We finally reached the foot of the stairs and Death led us off the path. As we stood there, a being that I felt was an Angel handed me a piece of bread. I knew this was what Death wanted me to seem, so I paid close attention. I saw the staircase wide and tall, climbing into the sky and ending beyond my sight. I saw many small landing leading off the main stairway. On each was what I felt were demons, but not as we are led to believe. They were beautiful. Some would have been worshipped as gods themselves. Death said many unknowingly are still prayed to as Saints.

As the first person reached the stairs I felt a strong hunger pain-so strong I was sick. Then I remembered the bread, but before I could eat it, I saw an old man lying on the first landing. He was starving to death. You could see every bone in his body. I could not bring myself to eat the bread knowing that he needed it more. In that instant I was no longer hungry. I noticed that a few people passed the old man by and ate bread. When they did, they vanished. There were many other tests on the stairway—too many to go into, but I understood what Death wanted me to. That only the true in heart would make it into Heaven. Not the perfect for there are none. Not the good in life, for there are many, but few are truly good in life and in spirit. These are the ones who will pass the final test at the gates.

I asked Death, “Why don’t the others learn from the one in front of them and not make the same mistakes?”

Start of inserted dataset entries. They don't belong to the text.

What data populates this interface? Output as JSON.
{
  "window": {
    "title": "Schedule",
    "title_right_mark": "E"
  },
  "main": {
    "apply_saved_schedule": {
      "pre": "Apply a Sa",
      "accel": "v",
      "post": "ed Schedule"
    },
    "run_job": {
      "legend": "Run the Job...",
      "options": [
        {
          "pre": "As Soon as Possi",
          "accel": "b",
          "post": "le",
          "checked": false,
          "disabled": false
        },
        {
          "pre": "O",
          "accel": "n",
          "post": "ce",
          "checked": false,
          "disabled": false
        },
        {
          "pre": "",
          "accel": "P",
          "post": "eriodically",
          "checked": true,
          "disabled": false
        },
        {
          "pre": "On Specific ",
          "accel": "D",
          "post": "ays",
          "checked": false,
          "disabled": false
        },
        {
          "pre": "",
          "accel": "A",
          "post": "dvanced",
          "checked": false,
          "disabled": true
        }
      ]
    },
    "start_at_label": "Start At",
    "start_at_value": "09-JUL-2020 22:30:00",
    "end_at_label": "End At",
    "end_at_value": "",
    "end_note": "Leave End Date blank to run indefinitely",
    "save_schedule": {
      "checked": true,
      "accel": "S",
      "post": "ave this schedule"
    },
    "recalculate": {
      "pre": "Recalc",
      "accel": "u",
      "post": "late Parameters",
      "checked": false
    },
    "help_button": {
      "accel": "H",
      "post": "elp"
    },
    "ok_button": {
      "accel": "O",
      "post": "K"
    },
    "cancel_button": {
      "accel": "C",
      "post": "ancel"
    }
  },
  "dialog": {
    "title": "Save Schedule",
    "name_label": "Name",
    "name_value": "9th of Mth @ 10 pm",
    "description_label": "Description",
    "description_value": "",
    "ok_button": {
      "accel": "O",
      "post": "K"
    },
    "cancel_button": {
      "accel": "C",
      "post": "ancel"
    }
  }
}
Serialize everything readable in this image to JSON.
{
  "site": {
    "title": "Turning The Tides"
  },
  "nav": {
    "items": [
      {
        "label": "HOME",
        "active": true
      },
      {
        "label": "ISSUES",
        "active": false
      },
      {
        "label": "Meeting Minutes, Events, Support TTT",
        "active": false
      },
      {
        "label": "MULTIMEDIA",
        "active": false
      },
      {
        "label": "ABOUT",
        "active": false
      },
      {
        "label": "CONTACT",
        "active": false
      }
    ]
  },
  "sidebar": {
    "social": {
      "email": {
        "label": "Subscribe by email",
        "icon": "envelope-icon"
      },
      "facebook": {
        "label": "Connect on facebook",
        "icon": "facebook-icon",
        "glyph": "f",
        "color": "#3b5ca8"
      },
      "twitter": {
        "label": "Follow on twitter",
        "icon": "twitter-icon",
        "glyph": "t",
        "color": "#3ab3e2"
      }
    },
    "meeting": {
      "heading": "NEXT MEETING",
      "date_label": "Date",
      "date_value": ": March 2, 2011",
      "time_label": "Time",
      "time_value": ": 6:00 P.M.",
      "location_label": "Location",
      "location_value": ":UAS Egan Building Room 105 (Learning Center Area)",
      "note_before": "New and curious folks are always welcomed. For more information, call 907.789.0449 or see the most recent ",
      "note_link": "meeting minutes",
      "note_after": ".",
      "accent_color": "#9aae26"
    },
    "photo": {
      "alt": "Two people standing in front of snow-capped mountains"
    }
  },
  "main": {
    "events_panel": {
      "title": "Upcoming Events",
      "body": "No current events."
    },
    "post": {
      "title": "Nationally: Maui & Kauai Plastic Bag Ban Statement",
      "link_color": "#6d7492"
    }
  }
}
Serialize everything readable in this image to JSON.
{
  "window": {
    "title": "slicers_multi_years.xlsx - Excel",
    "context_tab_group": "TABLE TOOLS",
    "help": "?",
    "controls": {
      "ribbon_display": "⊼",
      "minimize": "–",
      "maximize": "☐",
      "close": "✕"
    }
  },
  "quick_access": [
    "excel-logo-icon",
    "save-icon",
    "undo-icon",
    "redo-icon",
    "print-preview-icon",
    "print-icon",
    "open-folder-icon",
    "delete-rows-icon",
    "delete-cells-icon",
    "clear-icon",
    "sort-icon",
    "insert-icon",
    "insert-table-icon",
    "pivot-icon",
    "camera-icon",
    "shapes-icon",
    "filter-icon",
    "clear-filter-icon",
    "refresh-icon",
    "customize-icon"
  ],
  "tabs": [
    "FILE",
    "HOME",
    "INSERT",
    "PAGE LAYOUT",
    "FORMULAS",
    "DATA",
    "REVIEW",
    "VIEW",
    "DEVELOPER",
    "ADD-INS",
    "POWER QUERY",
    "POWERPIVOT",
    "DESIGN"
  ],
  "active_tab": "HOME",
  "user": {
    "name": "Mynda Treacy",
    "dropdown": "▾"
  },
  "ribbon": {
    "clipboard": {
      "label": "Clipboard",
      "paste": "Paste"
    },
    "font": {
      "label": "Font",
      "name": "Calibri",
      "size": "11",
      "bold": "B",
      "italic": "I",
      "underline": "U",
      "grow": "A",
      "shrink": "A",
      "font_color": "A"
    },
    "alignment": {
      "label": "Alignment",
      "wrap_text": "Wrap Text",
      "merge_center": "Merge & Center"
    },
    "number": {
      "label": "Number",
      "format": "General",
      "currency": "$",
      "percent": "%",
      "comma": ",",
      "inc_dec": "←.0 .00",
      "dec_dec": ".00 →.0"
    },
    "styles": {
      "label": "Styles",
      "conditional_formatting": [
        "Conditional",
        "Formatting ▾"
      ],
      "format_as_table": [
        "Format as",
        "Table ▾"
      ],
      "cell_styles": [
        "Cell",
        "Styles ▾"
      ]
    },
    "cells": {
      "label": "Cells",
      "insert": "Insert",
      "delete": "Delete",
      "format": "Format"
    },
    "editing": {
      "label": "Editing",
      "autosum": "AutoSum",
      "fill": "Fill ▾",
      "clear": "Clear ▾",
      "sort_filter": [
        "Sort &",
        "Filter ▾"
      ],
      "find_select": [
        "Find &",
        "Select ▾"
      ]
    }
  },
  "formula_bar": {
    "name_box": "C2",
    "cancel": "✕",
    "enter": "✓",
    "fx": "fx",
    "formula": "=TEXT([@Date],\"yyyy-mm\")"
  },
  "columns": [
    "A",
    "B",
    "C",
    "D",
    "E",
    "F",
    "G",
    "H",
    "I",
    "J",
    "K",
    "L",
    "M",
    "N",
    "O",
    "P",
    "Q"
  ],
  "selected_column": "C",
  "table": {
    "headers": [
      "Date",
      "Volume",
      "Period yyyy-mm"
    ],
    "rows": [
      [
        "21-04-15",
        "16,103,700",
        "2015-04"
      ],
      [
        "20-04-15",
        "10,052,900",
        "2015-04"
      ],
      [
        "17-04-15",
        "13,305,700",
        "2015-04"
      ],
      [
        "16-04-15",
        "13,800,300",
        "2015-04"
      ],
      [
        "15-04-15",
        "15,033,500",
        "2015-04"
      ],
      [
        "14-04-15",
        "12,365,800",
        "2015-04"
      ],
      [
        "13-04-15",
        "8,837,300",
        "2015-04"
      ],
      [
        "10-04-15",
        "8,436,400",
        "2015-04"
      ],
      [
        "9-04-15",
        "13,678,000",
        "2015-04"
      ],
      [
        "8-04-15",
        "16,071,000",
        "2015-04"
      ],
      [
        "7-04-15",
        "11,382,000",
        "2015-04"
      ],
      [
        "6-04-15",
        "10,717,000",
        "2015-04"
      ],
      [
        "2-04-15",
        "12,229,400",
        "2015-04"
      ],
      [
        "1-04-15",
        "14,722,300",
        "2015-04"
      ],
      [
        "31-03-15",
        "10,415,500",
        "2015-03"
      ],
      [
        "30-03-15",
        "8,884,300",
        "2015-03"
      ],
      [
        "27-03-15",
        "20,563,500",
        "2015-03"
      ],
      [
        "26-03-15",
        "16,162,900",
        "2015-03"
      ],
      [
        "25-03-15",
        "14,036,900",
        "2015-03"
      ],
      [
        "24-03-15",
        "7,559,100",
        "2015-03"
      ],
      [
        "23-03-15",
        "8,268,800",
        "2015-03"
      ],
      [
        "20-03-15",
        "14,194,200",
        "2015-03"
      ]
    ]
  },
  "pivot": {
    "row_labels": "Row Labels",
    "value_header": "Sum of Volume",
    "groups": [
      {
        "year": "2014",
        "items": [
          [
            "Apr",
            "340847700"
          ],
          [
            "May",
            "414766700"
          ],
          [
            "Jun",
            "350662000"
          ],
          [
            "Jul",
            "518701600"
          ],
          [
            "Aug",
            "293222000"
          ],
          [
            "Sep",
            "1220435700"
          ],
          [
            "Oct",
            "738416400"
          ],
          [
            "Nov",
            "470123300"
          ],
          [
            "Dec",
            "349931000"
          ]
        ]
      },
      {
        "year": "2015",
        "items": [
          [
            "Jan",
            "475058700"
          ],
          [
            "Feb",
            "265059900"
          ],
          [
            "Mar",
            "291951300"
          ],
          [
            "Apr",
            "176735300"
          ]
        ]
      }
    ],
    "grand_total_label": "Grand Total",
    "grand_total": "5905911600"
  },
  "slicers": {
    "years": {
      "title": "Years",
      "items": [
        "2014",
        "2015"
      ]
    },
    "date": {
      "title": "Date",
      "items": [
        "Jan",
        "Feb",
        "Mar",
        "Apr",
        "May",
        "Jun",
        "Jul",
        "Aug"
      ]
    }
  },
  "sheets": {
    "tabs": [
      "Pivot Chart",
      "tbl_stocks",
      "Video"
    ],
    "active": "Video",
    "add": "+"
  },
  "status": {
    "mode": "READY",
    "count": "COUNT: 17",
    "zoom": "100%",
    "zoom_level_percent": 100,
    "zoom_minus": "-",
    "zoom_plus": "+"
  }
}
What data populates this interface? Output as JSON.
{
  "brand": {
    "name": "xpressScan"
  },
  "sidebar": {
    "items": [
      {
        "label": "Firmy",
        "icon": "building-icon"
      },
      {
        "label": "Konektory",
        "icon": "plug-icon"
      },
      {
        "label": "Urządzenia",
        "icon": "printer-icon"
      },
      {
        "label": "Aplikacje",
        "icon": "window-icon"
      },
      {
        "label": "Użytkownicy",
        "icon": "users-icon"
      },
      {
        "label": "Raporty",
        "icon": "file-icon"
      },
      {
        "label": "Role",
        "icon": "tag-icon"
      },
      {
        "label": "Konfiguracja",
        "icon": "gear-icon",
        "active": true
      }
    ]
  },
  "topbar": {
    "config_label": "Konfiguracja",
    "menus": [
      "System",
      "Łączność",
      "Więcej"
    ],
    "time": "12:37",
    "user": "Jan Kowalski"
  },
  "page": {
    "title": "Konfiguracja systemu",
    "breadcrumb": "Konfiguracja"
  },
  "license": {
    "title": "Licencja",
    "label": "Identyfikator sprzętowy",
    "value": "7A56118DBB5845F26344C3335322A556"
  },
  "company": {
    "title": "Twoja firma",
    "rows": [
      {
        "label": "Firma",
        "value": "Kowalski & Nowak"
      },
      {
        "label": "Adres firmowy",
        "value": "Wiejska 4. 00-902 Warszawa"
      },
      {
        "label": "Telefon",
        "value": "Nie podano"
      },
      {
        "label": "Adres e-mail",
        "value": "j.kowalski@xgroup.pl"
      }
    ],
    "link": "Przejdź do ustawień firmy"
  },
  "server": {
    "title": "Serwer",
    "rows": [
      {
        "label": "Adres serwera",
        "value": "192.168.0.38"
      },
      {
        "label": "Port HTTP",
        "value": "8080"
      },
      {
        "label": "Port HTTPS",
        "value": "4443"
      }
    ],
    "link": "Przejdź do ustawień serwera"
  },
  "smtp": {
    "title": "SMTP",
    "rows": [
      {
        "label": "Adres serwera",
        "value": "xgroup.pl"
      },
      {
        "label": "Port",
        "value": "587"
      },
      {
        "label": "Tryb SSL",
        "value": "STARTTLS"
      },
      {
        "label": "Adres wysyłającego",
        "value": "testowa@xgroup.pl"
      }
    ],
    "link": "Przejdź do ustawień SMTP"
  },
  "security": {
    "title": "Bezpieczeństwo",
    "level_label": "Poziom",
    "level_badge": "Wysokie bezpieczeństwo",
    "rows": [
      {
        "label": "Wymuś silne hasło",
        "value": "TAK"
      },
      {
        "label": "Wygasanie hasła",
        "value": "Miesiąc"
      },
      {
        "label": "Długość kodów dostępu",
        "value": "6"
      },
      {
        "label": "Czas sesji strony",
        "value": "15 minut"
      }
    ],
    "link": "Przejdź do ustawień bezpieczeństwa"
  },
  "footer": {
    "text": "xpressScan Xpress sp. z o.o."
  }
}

He replied, “When each person puts their foot on the first step, the test becomes their own. They can see no one else.”

He allowed me to ask as many questions as I could think of. Only a few would he not answer. I asked, “What religion is true?”

He said, “The one in your heart. There is no true religion. For it was made by man to rule man. Not by God. All teachings have truth; we must allow ourselves to find the truth in them. Remember this and it will guide you to the truth God is all that is good. If the teaching tells you something you know in your heart is wrong then it is not of God. God would never ask you to kill for him, for he wants you to come to him of your own free will, not from fear. He would never condemn anyone, for all are equal in his eyes. Hate for any reason, killing without just cause—they are all wrong so they are not of God. God does not put man over woman. Man wrote this.”

You see how easy it is? There are many paths to God, but all are clouded by man’s writings—just as God has many names, teachers, and prophets. Of course, there are none that are true that live today.

When I could think of no more questions, I heard choppers landing and remember my body being moved. I woke up in a South Vietnamese Mash Unit in Cambodia. That was my last day in Nam. I had almost lost my right arm. It was the hardest fight of my life, and it change me forever.